If we hadn’t spotted a colorfully greasy group of young people smoking outside the unmarked door, we probably wouldn’t have known we’d reached the spot. The site of collective living space and events venue Surreal Estate is unmarked; but so is much of Bushwick, so by now I’m used to it. The room we entered, a lobby of sorts, was once a kitchen judging by the industrial-sized sink along one wall. It now hosts several folding tables covered with activist, anarchist and radical feminist pamphlets and readers on sale for $1, a few couches, and — at least on the night I was there — a guy giving haircuts to anyone who found their way over.
The narrow hallway leading to the back room venue is covered with bizarre and interesting art, including canvas-mounted displays of the inner workings of gadgets (ranging from bike gears to things far less recognizable) as well as graffiti and portraits of political influences.
The back room is ideal as a low-key and flexible events venue. It’s large and empty enough to host a generous dance party (on Thursday the DJs played an upbeat mix including the Beastie Boys, Kanye West, and Daft Punk) and to have space left over to fill a corner with couches, backlit by fluorescent fish tanks. There’s plenty of art in here as well, but this is rounded out by pages upon pages of poetry tacked on the walls, many covered in red-penned scribbles and edits. The space was still mostly empty when we arrived at 10:30 p.m., but was surprisingly full by 11:30, when the dance party got started in earnest.

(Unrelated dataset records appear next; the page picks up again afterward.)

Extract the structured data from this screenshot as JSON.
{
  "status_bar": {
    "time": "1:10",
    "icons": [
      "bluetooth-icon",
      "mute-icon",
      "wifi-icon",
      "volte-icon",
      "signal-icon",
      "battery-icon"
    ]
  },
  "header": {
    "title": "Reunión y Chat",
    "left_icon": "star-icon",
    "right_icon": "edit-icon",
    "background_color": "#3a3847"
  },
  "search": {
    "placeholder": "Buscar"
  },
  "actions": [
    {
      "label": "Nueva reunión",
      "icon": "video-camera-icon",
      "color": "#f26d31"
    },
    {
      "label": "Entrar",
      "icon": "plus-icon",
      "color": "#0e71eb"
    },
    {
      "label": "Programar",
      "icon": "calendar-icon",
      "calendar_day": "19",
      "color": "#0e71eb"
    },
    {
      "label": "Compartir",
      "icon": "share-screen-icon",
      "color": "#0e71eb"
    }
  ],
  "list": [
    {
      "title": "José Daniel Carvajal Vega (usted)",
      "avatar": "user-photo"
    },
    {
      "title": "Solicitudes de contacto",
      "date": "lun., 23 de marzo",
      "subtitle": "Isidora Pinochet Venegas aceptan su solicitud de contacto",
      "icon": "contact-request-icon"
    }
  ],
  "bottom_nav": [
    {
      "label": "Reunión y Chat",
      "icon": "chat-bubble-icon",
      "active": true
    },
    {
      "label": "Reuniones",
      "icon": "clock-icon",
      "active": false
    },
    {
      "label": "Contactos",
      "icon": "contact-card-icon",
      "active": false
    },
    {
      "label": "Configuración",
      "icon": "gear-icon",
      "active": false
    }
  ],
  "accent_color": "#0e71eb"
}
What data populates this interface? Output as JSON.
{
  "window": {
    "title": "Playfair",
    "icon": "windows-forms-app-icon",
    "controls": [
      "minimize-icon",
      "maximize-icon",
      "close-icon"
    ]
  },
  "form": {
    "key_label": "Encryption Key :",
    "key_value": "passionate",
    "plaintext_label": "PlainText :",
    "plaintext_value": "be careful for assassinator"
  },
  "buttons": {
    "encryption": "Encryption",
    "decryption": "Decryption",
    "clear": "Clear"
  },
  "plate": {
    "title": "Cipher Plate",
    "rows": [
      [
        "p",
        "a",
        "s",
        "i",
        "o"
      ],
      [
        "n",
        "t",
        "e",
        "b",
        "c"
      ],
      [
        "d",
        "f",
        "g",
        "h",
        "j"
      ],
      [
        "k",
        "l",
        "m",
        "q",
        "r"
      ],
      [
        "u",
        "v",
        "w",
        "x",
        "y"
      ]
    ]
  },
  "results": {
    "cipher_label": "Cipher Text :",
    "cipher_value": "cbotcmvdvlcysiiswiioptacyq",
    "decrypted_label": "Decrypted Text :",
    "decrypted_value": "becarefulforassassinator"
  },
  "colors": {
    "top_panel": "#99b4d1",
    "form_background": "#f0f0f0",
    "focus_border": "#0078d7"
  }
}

Surreal Estate is a “community space” with emphasis on “community” — 55 people live, work, and play in the three floors that the founders and friends have gradually taken over since finding the place last summer. Depending on the night, various floors will be open to guests, sometime with different activities going on in each, such as jamming, reading, or dressing up in glittery pink outfits. Whether through necessity or circumstance, many of the tenants are electricians or carpenters or otherwise equipped with some building expertise. This has allowed the crew to make a cozy and funky home out of what was, at first, more warehouse than house.
The event benefited several local activist organizations in line with the Surreal Estate ideals, including the Bushwick chapter of Food Not Bombs; Reclaim the Screens, a screen printing workshop at 123 Community Space; and the Radical Tea party, also hosted at 123.